Bible Commentary

Daniel 5:16

The Pulpit Commentary on Daniel 5:16

The Pulpit Commentary · Joseph S. Exell and contributors · Public domain

The dissolving of doubt.

"I have heard of thee, that thou canst make interpretations, and dissolve doubts," etc. A most important subject (not growing exegetically out of the passage, nevertheless) is suggested by the text, which is admirably treated by Horace Bushnell, in 'Sermons on Living Subjects.' For the sake of any who may not have access to the book, we give a brief outline, for the most part in Bushnell's words.

I. THE PREVALENCE OF DOUBT. The prevalence of doubt is exhibited and illustrated at considerable length. "Science puts everything in question, and literature distils the questions, making an atmosphere of them."

II. CAUSES OF DOUBT. "They never come of truth or high discovery, but always of the want of it."

1. All the truths of religion are inherently dub/table. They are the subjects of moral evidence, not of absolute demonstration.

2. We begin life as unknowing creatures that have everything to learn.

3. Our faculty is itself disorder; e.g. a bent telescope; a filthy window.

III. THE DISSOLUTION OF DOUBT.

1. Counsel negative. Not "by inquiry, search, investigation, or any kind of speculative endeavour. Men must never go after the truth to merely find it, but to practise it and live by it."

2. Counsel positive. Bushnell asserts and illustrates at length that man has universally the absolute idea of right and its correlative wrong; and then enforces, with power and manifoldness of illumination, this: "Say nothing of investigation till you have made sure of being grounded everlastingly, and' with a completely whole intent, in the principle of right doing as a principle." (No condensation can give any idea of the grasp and fatness with which this is exhibited and applied.)

IV. THE RESULT. "A soul thus won to its integrity of thought and meaning will rapidly clear all tormenting questions and difficulties. They are not all gone, but they are going." "The ship is launched; he is gone to sea, and has the needle on board."

V. SUPPLEMENTARY DIRECTION.

1. Be never afraid of doubt.

2. Be afraid of all sophistries and tricks and strifes of disingenuous argument.

3. Getting into any scornful way is fatal.

4. Never settle upon any thing as true, because it is safer to hold it than not.

5. Have it as a law never to put force on the mind or try to make it believe.
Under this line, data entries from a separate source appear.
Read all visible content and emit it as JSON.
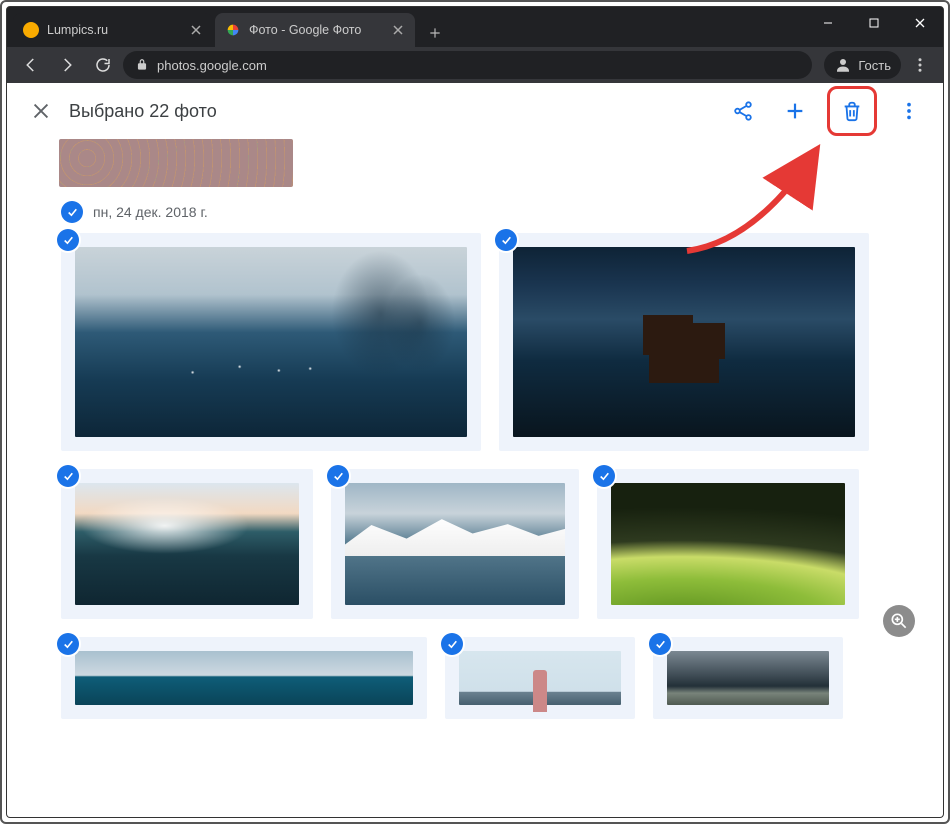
{
  "window": {
    "minimize": "–",
    "maximize": "☐",
    "close": "✕"
  },
  "tabs": [
    {
      "title": "Lumpics.ru",
      "active": false
    },
    {
      "title": "Фото - Google Фото",
      "active": true
    }
  ],
  "addressbar": {
    "url": "photos.google.com"
  },
  "profile": {
    "label": "Гость"
  },
  "header": {
    "selection_text": "Выбрано 22 фото",
    "actions": {
      "share": "share-icon",
      "add": "plus-icon",
      "delete": "trash-icon",
      "more": "more-icon"
    }
  },
  "date_group": {
    "label": "пн, 24 дек. 2018 г."
  },
  "photos_row1": [
    {
      "name": "boats-photo",
      "selected": true
    },
    {
      "name": "castle-photo",
      "selected": true
    }
  ],
  "photos_row2": [
    {
      "name": "hill-photo",
      "selected": true
    },
    {
      "name": "lake-photo",
      "selected": true
    },
    {
      "name": "green-hills-photo",
      "selected": true
    }
  ],
  "photos_row3": [
    {
      "name": "sea-photo",
      "selected": true
    },
    {
      "name": "lighthouse-photo",
      "selected": true
    },
    {
      "name": "storm-photo",
      "selected": true
    }
  ],
  "annotation": {
    "highlight_target": "delete-button"
  },
  "colors": {
    "accent": "#1a73e8",
    "highlight": "#e53935"
  }
}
It spoils the mind's integrity.

6. Never be in a hurry to believe; never try to conquer doubts against time. "One of the greatest talents in religious discovery is the finding how to hang up questions and let them hang without being at all anxious about them What seemed perfectly insoluble will clear itself in a wondrous revelation." And here is a thought: "It will not hurt you, nor hurt the truth, if you should have some few questions left to be carried on with you when you go hence, for in that more luminous state, most likely they will soon be cleared, only a thousand others will be springing up even there, and you will go on dissolving still your new sets of questions, and growing mightier and more deep-seeing for eternal ages."—R.